Рассказчик крякнул, помолчал и наставительно закончил:
— Додумались, значит, как мужика силком закрутить. Да-да...
— Это правильно говорится, — подхватывает солидный голос. — Потому, ежели с понятием рассудить, жил мужик при своём хозяйстве, жил тихо, мирно, повсегда при деле, николи и ничем не грешил, все исполнял правильно. А как погнали его на службу — душа от нужного оторвалась, и стал человек ровно свинья. Опять же, скажем, бросить ежели ружьишко в лесу, да махнуть сторонкой к себе в деревню — душа не подымает...
— Вот то-то и оно, — веско отчеканивает голос рассказчика, — присяга за душу держит.

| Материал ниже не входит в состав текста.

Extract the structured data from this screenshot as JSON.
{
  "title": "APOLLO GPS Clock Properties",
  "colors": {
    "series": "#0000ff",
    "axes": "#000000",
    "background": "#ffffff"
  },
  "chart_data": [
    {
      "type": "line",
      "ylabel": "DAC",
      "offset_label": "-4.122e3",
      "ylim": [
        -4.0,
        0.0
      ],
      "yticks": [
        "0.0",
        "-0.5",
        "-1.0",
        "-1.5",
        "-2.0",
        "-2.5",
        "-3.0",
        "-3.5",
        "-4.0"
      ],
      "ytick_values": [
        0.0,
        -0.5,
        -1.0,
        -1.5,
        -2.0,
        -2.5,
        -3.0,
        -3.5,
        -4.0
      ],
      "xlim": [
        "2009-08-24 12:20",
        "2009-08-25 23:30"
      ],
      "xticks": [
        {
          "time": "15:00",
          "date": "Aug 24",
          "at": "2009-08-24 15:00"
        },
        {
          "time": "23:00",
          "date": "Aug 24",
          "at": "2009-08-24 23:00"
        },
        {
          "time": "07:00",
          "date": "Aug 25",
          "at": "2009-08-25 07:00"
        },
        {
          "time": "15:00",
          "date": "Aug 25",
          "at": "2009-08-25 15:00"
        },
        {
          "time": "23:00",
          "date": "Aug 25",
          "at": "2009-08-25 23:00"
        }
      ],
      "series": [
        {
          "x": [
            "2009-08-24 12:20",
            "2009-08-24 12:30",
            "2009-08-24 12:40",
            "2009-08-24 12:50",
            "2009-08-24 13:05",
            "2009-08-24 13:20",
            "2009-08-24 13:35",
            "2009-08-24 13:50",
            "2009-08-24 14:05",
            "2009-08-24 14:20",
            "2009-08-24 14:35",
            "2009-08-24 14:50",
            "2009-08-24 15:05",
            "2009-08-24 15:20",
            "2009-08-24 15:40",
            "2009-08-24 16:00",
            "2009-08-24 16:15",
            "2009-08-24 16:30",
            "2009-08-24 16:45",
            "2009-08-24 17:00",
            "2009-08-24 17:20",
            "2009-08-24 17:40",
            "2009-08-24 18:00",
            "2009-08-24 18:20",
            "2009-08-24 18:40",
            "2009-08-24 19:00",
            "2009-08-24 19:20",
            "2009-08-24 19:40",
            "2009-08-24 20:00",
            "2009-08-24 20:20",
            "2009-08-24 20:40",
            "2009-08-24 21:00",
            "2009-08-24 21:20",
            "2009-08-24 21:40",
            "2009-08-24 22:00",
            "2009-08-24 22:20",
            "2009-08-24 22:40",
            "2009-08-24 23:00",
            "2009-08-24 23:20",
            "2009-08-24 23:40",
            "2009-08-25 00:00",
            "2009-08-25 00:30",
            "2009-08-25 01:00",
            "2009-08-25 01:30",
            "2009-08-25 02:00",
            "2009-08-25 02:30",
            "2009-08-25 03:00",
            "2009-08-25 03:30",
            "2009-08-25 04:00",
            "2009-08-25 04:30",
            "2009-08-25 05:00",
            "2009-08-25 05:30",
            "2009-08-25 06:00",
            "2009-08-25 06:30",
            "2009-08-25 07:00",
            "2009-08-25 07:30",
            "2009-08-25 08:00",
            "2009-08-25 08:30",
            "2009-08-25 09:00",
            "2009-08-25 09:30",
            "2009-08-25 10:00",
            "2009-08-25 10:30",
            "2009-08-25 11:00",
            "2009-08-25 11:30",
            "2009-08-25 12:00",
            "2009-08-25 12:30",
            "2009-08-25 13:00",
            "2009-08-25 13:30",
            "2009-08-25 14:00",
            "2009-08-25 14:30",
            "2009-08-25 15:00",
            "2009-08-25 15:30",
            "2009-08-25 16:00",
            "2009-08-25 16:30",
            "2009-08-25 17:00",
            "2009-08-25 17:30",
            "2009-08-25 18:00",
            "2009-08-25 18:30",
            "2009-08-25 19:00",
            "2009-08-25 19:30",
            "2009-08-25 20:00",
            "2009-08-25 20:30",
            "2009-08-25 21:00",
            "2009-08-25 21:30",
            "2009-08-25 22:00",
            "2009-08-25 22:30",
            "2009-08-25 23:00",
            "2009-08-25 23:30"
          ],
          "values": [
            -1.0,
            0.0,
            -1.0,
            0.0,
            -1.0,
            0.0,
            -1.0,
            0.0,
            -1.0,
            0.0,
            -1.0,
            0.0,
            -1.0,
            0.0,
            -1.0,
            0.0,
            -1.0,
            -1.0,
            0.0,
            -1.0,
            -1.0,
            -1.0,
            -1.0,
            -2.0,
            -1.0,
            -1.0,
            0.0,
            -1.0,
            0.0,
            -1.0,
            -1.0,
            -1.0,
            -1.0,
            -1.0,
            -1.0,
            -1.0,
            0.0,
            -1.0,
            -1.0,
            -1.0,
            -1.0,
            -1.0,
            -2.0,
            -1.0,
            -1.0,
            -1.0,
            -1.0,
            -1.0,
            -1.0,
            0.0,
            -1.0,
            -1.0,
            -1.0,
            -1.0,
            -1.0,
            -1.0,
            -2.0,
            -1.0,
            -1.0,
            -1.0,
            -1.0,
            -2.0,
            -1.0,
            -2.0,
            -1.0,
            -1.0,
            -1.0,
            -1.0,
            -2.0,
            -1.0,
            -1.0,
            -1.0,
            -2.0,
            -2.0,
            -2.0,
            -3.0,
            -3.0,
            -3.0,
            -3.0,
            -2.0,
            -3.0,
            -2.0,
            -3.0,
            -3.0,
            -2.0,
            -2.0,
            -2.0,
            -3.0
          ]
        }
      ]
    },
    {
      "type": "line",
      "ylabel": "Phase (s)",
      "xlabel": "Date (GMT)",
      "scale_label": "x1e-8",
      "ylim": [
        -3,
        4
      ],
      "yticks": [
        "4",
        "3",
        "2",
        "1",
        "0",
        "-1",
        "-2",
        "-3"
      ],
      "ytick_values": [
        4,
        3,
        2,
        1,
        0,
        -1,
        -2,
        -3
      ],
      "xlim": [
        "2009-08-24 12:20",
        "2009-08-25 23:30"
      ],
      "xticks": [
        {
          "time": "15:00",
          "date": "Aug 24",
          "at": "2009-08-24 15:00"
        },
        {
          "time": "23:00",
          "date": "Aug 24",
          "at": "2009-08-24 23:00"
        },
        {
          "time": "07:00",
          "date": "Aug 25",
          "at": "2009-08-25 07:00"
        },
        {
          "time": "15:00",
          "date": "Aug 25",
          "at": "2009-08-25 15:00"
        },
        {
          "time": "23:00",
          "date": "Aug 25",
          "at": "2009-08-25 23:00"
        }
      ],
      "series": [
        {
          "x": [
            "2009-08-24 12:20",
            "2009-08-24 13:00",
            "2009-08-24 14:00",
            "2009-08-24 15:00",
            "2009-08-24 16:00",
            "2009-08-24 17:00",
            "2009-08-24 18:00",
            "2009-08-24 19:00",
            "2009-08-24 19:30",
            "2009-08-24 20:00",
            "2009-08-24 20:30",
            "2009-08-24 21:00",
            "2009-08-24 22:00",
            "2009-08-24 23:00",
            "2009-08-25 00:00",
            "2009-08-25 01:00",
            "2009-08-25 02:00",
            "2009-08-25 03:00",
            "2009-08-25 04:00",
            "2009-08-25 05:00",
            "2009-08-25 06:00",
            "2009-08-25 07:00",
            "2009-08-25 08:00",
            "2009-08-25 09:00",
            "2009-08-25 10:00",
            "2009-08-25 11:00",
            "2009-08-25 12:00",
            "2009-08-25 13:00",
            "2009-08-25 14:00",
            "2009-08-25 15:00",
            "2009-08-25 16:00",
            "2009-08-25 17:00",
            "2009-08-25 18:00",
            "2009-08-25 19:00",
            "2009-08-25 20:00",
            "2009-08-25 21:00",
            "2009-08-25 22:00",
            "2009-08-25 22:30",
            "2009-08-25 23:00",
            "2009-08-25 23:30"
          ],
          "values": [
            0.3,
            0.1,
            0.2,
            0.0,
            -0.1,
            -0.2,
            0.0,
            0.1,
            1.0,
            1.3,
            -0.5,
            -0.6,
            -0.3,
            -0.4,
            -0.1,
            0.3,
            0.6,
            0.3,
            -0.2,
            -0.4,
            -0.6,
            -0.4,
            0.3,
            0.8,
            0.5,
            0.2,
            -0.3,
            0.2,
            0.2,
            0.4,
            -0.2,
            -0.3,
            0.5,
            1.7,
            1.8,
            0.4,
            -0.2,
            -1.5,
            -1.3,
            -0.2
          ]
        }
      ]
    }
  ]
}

Тихо. Солдаты молчат. Думают или дремлют. Клубится пар по деревьям. И вдруг протяжная, тоскливая песня:
Не берлоги там звериные,
То солдатские квартирушки
Залегли окопы чёрные
В чистом поле, на раздольице.
Поперёк легли — отрезали
Все пути нам, все дороженьки
На родную, милу сторону.
Ах, ты, пташка, пташка вольная,
Пуля резвая, порхливая,
Ты лети, лети на родину,
Отнеси ты утешеньице:
— Вы терпите, детки малые,
Вы крепитесь, жены милые,
Уж вы, матери, порадуйтесь
На житьё-бытьё окопное.
Сладко пожито — похожено,
Вволю норушки погложено,
Опились слезами допьяна,
Опоили землю-матушку,
Опоили кровью дотошна.
День да ночь мы Богу молимся.
Оглушило небо доглуха.
Божья церковь — яма чёрная;
Образа, вить, часты выстрелы,
А попами — пушки гулкие,
Что поют про наши душеньки.
Пашню пашем мы в глухую ночь
Не сохой — штыками, бомбами.
Не цепом молотим — пулями
По немецким, по головушкам...
— На коней! — несётся зычная команда, и мы опять зарываемой в болотную пучину.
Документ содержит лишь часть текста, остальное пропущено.